I should have never pursued him. Especially having known the real reason behind Hyeji breaking up with him.

I failed to see beyond my pathetic childhood crush. I saw an opportunity for us to be together and I just took it.

It was my fault that both Yuta and I ended up being hurt in this situation.

How could I still blame him for it?

How could I blame him for not loving me when I fell for him so hard?

"Where's your head at?" Doyoung's question pulls me out of my thoughts.

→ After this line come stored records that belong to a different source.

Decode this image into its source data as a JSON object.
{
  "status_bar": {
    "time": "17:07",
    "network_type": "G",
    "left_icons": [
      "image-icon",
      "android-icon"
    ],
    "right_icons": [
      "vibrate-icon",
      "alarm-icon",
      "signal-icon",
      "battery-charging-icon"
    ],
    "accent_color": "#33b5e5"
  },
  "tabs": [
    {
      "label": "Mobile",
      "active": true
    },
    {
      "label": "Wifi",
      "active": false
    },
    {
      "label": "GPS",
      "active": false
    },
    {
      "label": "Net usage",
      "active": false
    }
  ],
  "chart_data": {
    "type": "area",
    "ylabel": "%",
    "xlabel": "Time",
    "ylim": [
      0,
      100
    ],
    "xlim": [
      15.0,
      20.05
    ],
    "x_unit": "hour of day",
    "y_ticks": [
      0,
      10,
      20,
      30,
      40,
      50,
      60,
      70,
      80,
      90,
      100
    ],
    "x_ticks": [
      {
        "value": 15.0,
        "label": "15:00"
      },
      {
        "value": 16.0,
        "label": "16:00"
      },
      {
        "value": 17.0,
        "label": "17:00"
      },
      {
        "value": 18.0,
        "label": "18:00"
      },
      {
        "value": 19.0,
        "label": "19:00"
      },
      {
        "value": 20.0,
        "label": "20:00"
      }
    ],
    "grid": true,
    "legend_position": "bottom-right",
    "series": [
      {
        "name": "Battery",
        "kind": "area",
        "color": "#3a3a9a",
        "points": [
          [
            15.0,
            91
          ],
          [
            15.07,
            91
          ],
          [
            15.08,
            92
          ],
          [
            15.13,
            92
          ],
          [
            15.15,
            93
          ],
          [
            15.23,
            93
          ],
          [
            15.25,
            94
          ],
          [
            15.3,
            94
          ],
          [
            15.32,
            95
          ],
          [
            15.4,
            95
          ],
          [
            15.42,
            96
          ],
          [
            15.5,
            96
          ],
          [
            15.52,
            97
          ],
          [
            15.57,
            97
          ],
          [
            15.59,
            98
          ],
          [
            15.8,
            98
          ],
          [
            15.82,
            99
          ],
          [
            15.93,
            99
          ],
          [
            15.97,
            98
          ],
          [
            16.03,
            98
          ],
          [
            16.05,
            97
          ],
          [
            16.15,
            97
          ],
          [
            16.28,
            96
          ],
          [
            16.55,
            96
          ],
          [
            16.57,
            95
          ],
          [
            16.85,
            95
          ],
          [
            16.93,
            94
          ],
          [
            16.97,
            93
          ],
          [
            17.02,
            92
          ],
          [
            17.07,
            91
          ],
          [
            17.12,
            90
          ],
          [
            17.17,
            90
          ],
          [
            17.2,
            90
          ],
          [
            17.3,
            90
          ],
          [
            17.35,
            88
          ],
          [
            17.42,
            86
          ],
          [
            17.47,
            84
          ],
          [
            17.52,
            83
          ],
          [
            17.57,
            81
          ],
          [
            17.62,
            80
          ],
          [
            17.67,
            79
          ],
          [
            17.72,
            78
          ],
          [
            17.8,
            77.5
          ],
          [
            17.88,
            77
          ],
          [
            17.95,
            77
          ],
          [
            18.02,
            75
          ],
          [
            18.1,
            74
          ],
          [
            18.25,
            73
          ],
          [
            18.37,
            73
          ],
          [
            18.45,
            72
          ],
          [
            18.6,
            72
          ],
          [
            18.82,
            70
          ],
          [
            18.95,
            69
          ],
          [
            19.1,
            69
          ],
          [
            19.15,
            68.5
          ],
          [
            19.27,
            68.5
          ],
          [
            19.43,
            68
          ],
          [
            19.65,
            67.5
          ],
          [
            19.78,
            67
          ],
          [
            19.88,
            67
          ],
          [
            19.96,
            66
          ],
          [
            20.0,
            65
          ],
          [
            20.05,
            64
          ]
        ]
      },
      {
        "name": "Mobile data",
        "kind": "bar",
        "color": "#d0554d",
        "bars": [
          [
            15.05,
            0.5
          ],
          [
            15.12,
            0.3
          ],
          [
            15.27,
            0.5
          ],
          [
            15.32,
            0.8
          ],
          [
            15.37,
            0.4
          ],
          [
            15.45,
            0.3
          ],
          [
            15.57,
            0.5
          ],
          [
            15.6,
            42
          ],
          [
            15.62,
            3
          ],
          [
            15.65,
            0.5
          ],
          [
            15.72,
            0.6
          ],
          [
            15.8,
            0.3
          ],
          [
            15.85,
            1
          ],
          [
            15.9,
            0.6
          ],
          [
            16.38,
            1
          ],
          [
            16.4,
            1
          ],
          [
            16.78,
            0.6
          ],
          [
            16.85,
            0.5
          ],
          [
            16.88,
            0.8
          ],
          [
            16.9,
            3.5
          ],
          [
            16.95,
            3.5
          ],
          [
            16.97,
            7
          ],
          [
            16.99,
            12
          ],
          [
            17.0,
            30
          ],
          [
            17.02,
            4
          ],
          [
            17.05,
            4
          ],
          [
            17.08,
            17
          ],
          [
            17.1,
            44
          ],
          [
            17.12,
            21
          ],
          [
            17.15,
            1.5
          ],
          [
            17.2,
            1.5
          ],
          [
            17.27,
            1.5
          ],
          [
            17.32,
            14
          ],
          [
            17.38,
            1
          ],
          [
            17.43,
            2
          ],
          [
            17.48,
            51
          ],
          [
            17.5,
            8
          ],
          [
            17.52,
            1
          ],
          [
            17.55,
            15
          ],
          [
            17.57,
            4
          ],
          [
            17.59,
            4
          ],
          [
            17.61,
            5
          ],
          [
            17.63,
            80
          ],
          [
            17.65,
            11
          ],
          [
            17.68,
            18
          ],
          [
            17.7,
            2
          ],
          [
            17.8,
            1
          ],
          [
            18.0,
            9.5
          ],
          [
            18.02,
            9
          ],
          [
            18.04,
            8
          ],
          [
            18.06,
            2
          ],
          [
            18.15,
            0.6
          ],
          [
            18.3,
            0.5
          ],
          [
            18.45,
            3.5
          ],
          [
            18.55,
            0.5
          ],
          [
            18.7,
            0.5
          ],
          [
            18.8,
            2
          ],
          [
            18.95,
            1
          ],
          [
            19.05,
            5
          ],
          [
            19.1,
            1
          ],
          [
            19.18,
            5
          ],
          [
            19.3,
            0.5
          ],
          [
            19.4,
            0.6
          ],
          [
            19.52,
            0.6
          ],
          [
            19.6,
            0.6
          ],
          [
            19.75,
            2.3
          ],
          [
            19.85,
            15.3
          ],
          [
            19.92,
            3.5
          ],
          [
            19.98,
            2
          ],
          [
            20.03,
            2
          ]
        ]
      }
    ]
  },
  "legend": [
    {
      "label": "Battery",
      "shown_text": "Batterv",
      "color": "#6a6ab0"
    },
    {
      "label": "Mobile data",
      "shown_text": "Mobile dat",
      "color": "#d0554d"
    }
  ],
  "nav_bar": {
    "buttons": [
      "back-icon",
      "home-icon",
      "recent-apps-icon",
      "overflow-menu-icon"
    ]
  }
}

"Hm?" I raise my eyebrows, "nowhere interesting."

Doyoung hands me a steaming mug before resuming his seat beside me.

"You were thinking about him again weren't you?"

I hesitate before answering. Spending a moment to look in his direction. I expect to see him looking disappointed in me. Instead, he just seems curious.

"Maybe, I don't know," I reply softly.

"It's okay," Doyoung assures me.

"I was just thinking about it how you're so patient with me when I've fucked up so much. But, even though I know I fucked up with Yuta, I still blame him for all of it. I'm a terrible person, Doyoung, I just don't know what you see in me."

The older sighs gently, extending his arm to wrap around me as he pulls me into his side.

"You're a sweet girl, Seulgi, you always have been," he exclaims. "We all make mistakes in our lives and you are no different then the rest of us in that. At least you can see your wrongs. You may blame him now but I trust that with time and healing, you'll be able to forgive him and move on from that chapter in your life."

Sometimes I hated how he was always right.

"Maybe you should talk to him," he suggests, which catches me off guard.

"I don't think that would be a good idea," I retort immediately, shaking my head profusely.

"It could be good for you guys to try and reach a similar page at least," Doyoung pushes, "especially because of your friendship with Hyeji."

When I still look redundant on the idea, the older male presses a soft kiss to my temple.

"You don't have to become his best friend or anything right now, just aim to be on talking terms at least."

He had a really good point and I hated him for that. He was trying to help me with my issues which is a good thing, but also not what I was fully prepared for.